Presently, I looked up and across to the further side of the chasm. There, I saw something towering up among the spray: it looked like a fragment of a great ruin, and I touched Tonnison on the shoulder. He glanced 'round, with a start, and I pointed toward the thing. His gaze followed my finger, and his eyes lighted up with a sudden flash of excitement, as the object came within his field of view.

"Come along," he shouted above the uproar. "We'll have a look at it. There's something queer about this place; I feel it in my bones." And he started off, 'round the edge of the craterlike abyss. As we neared this new thing, I saw that I had not been mistaken in my first impression. It was undoubtedly a portion of some ruined building; yet now I made out that it was not built upon the edge of the chasm itself, as I had at first supposed; but perched almost at the extreme end of a huge spur of rock that jutted out some fifty or sixty feet over the abyss. In fact, the jagged mass of ruin was literally suspended in midair.

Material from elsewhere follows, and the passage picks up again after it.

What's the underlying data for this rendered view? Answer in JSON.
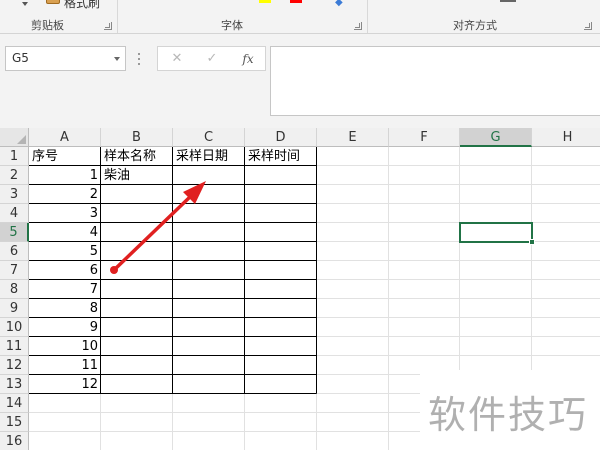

Arriving opposite it, we walked out on to the projecting arm of rock, and I must confess to having felt an intolerable sense of terror as I looked down from that dizzy perch into the unknown depths below us—into the deeps from which there rose ever the thunder of the falling water and the shroud of rising spray.

Reaching the ruin, we clambered 'round it cautiously, and, on the further side, came upon a mass of fallen stones and rubble. The ruin itself seemed to me, as I proceeded now to examine it minutely, to be a portion of the outer wall of some prodigious structure, it was so thick and substantially built; yet what it was doing in such a position I could by no means conjecture. Where was the rest of the house, or castle, or whatever there had been?

I went back to the outer side of the wall, and thence to the edge of the chasm, leaving Tonnison rooting systematically among the heap of stones and rubbish on the outer side. Then I commenced to examine the surface of the ground, near the edge of the abyss, to see whether there were not left other remnants of the building to which the fragment of ruin evidently belonged. But though I scrutinized the earth with the greatest care, I could see no signs of anything to show that there had ever been a building erected on the spot, and I grew more puzzled than ever.